James Codling, Volution
UK venture has a problem that it will not name out loud. Most VC firms in this country could not tell you, with a straight face, who their client actually is. They act as though it is the founder they back. It is not. The client is the limited partner (LP) who wired the cheque, and the 2019–2021 vintages are about to make that confusion very expensive.
I have spent nearly thirty years in private capital, half on each side of the fence. The gap between PE and venture is not a matter of style, but one of purpose. PE knows it is a fiduciary first and a dealmaker second. UK venture has convinced itself it is in the business of discovery, kingmaking, and backstage passes. What you get as a result is something closer to A&R at a 1998 record label than professional capital allocation.
Look at “distributed to paid-in capital” (DPI), a term used to measure the total capital that a private equity fund has returned thus far to its investors (it is also sometimes referred to as the realisation multiple). This is the only number an LP can actually spend. British Business Bank data indicates the UK VC median DPI is below 0.4x. UK mid-market PE routinely clears closer to 1.3x over the same horizon. VC runs a slower clock for worse returns.
So here is my prediction, on the record: The 2019–2021 UK venture vintages will likely post the worst ten-year DPI of any generation in this industry's history, and that is a real problem. The UK tech sector sits at the heart of the Government's Industrial Strategy, and the strategy depends on private capital stepping up - deeper pockets, less reliance on public funding. This industry's return profile is moving in the wrong direction at exactly the moment the policy environment is trying to move in the right one.
Take, for example, the pension capital being steered into unlisted equities under the Mansion House Compact. That capital, when it arrives, will not be allocated on goodwill. Trustees overseeing members' retirement savings will look at 10-year DPI data before they write a cheque, and the data will tell its own story. When those numbers print, most likely around 2029, the Government will rightly say it opened the gates, and the industry will be left explaining why it was not ready to walk through them.
Capital was deployed at peak valuations into companies chosen for their co-investor list rather than their unit economics, and the DPI will show it. The same process is playing out in real time in the AI market, where valuation discipline has been the first casualty and the lessons of 2019 to 2021 are being relearned at speed.
Too many UK VCs think the job is signing talent, chasing the ‘hot round’, the founder with Sequoia on speed dial, and the party you cannot get into. Partners compete for allocation the way record executives once fought over boy bands. I have seen investments where the strongest argument for writing the cheque was that a rock star VC was already in.

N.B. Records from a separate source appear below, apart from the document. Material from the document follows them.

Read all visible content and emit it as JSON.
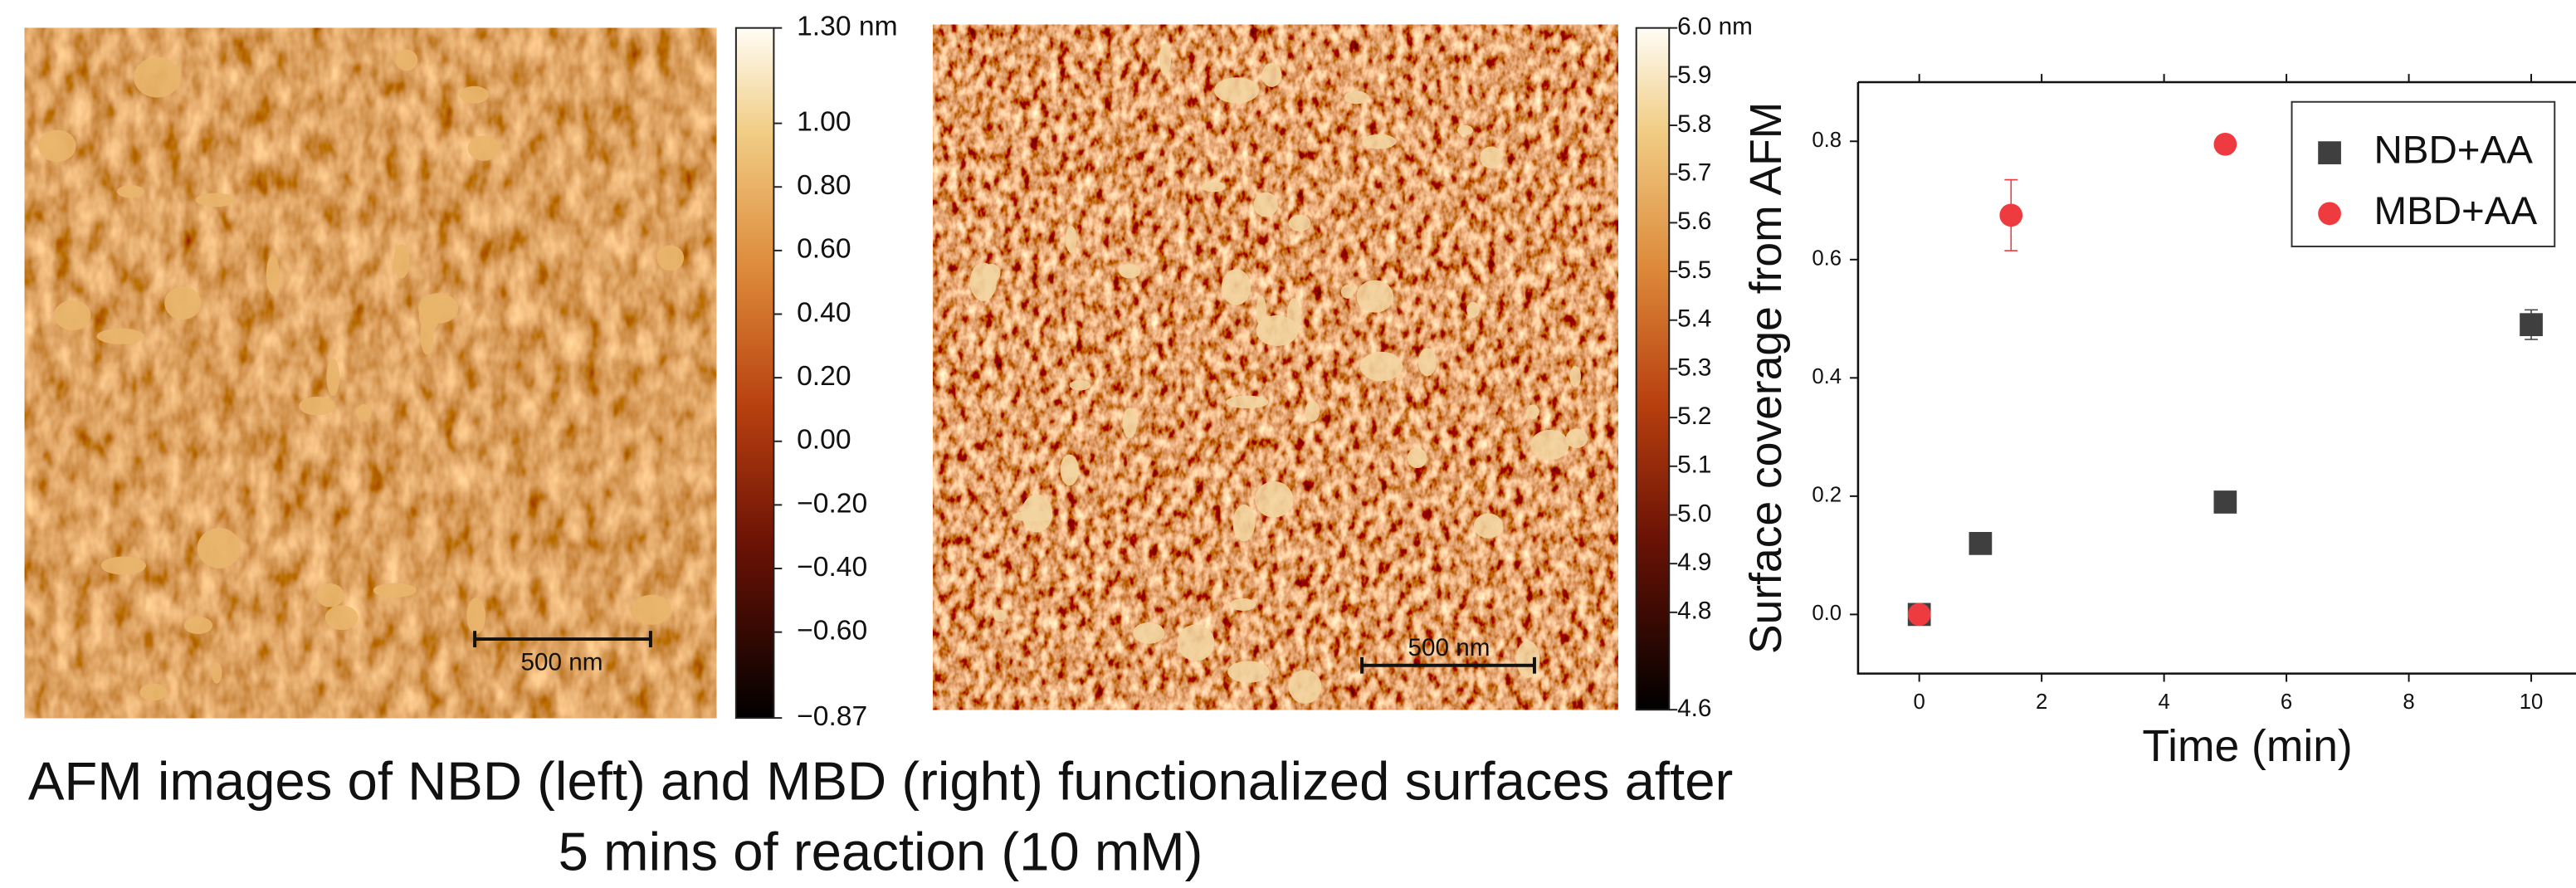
{
  "figure": {
    "caption": [
      "AFM images of NBD (left) and MBD (right) functionalized surfaces after",
      "5 mins of reaction (10 mM)"
    ],
    "panels": [
      {
        "scale_bar": "500 nm",
        "clim": [
          -0.87,
          1.3
        ],
        "colorbar_ticks": [
          {
            "value": 1.3,
            "label": "1.30 nm"
          },
          {
            "value": 1.0,
            "label": "1.00"
          },
          {
            "value": 0.8,
            "label": "0.80"
          },
          {
            "value": 0.6,
            "label": "0.60"
          },
          {
            "value": 0.4,
            "label": "0.40"
          },
          {
            "value": 0.2,
            "label": "0.20"
          },
          {
            "value": 0.0,
            "label": "0.00"
          },
          {
            "value": -0.2,
            "label": "−0.20"
          },
          {
            "value": -0.4,
            "label": "−0.40"
          },
          {
            "value": -0.6,
            "label": "−0.60"
          },
          {
            "value": -0.87,
            "label": "−0.87"
          }
        ]
      },
      {
        "scale_bar": "500 nm",
        "clim": [
          4.6,
          6.0
        ],
        "colorbar_ticks": [
          {
            "value": 6.0,
            "label": "6.0 nm"
          },
          5.9,
          5.8,
          5.7,
          5.6,
          5.5,
          5.4,
          5.3,
          5.2,
          5.1,
          {
            "value": 5.0,
            "label": "5.0"
          },
          4.9,
          4.8,
          4.6
        ]
      }
    ]
  },
  "chart_data": {
    "type": "scatter",
    "xlabel": "Time (min)",
    "ylabel": "Surface coverage from AFM",
    "xlim": [
      -1,
      11
    ],
    "ylim": [
      -0.1,
      0.9
    ],
    "xticks": [
      0,
      2,
      4,
      6,
      8,
      10
    ],
    "yticks": [
      {
        "value": 0,
        "label": "0.0"
      },
      {
        "value": 0.2,
        "label": "0.2"
      },
      {
        "value": 0.4,
        "label": "0.4"
      },
      {
        "value": 0.6,
        "label": "0.6"
      },
      {
        "value": 0.8,
        "label": "0.8"
      }
    ],
    "legend": "upper right",
    "series": [
      {
        "name": "NBD+AA",
        "color": "#3f3f3f",
        "marker": "square",
        "x": [
          0,
          1,
          5,
          10
        ],
        "values": [
          0,
          0.12,
          0.19,
          0.49
        ],
        "errors": [
          0,
          0,
          0,
          0.025
        ]
      },
      {
        "name": "MBD+AA",
        "color": "#ee3b3f",
        "marker": "circle",
        "x": [
          0,
          1.5,
          5
        ],
        "values": [
          0,
          0.675,
          0.795
        ],
        "errors": [
          0,
          0.06,
          0
        ]
      }
    ]
  }
}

Private equity would not behave this way - it gets the things venture refuses to learn, treating capital without sentiment, because a company is an asset with cash flows, not a narrative to protect. It keeps the hierarchy clean - the LP is the principal, the GP is the agent, and the founder is the counterparty. PE is unsentimental about leadership - when necessary, it will restructure, execute change, and sell when the return profile demands it. UK venture tends to protect founding narratives for too long.

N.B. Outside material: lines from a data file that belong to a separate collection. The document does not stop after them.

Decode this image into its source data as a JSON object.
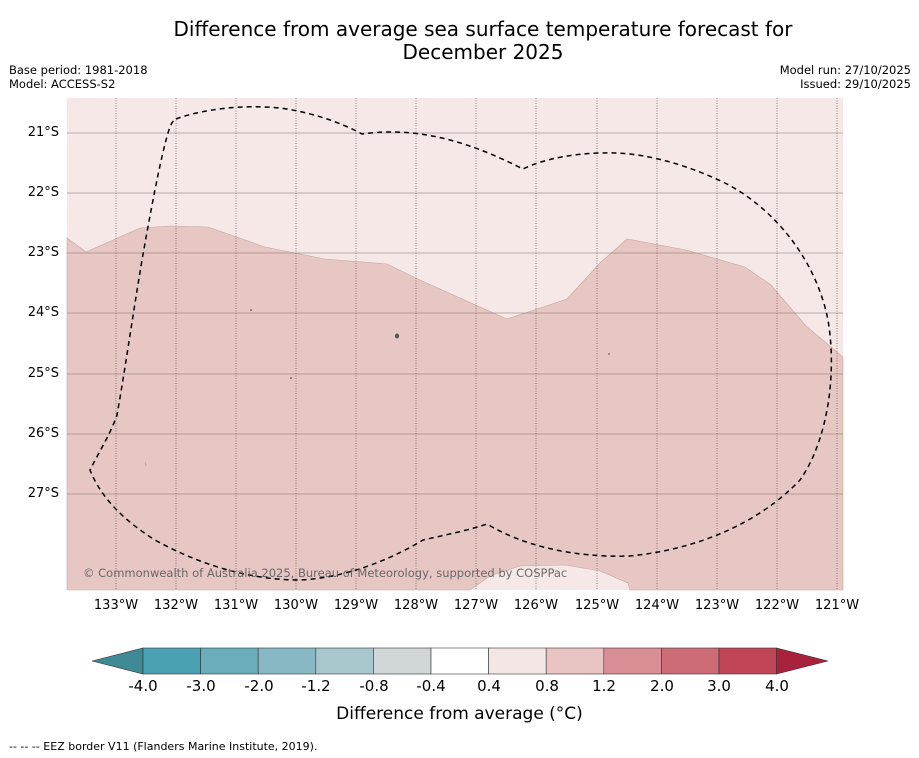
{
  "title_line1": "Difference from average sea surface temperature forecast for",
  "title_line2": "December 2025",
  "base_period": "Base period: 1981-2018",
  "model": "Model: ACCESS-S2",
  "model_run": "Model run: 27/10/2025",
  "issued": "Issued: 29/10/2025",
  "copyright": "© Commonwealth of Australia 2025, Bureau of Meteorology, supported by COSPPac",
  "lat_labels": [
    "21°S",
    "22°S",
    "23°S",
    "24°S",
    "25°S",
    "26°S",
    "27°S"
  ],
  "lon_labels": [
    "133°W",
    "132°W",
    "131°W",
    "130°W",
    "129°W",
    "128°W",
    "127°W",
    "126°W",
    "125°W",
    "124°W",
    "123°W",
    "122°W",
    "121°W"
  ],
  "colorbar": {
    "ticks": [
      "-4.0",
      "-3.0",
      "-2.0",
      "-1.2",
      "-0.8",
      "-0.4",
      "0.4",
      "0.8",
      "1.2",
      "2.0",
      "3.0",
      "4.0"
    ],
    "colors": [
      "#4aa1b3",
      "#6aaebc",
      "#88b8c4",
      "#a8c7cc",
      "#d1d6d8",
      "#ffffff",
      "#f5e6e6",
      "#e8c5c2",
      "#d98e95",
      "#cd6b76",
      "#c04556"
    ],
    "under_color": "#3f8a94",
    "over_color": "#a9223d",
    "title": "Difference from average (°C)"
  },
  "map_colors": {
    "light": "#f5e8e7",
    "mid": "#e7c7c3"
  },
  "footnote": "--  --  -- EEZ border V11 (Flanders Marine Institute, 2019)."
}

Money follows money. That is the iron law of the industry, and it explains the growth capital gap the UK keeps wringing its hands about. American growth funds, Gulf sovereigns, and Canadian pension plans allocate where the track record sends them. No one in Riyadh or Toronto is a sentimentalist about our ecosystem. Depending on which industry report you read, UK scale-ups still raise roughly two-thirds of their growth capital from non-UK investors once they pass Series B. That capital flows from the places LP memory has filed under reliable. Silicon Valley earned that filing decades ago, DPI by DPI.
What is needed is concentrated books in place of spray-and-pray, underwriting that survives the partner who wrote the memo, leaving for another fund, and pricing discipline that does not bend because a fashionable name is already in the round. Cash returned to LPs when the moment is right, including where M&A is a better outcome than continuing to fund a business that has reached its ceiling. Every LP conversation should be treated as a quarterly audit of fiduciary duty, not a fundraising pitch. None of this is exotic; it is simply what disciplined capital allocation looks like when the LP sits at the top of the org chart.
The Mansion House Accord has 17 pension providers signed up, around £50 billion of DC assets, and a target of 5 percent of DC default funds being invested in UK private markets by 2030. That is a fine ambition, but if you were a trustee sitting on your members’ retirement savings, would you write a cheque into an asset class whose ten-year DPI is below one, staffed by a generation of managers who deployed at peak valuations into logo rounds?
The pension capital is coming, and it represents a genuine opportunity for this industry to reset and to demonstrate that UK venture can meet institutional standards and earn a permanent place in the portfolios of Britain's largest long-term investors.
The UK has the talent, technical depth, and founder density to run a world-class venture ecosystem, and, for the first time in a generation, the institutional capital to match it is within reach, but it is not owed to us - it has to be earned. Until UK VCs put the LP at the top of the org chart and deliver returns that stand up to international scrutiny, growth capital will keep pooling into the funds that have already earned it. The fiduciary era starts when we decide it does. The returns follow.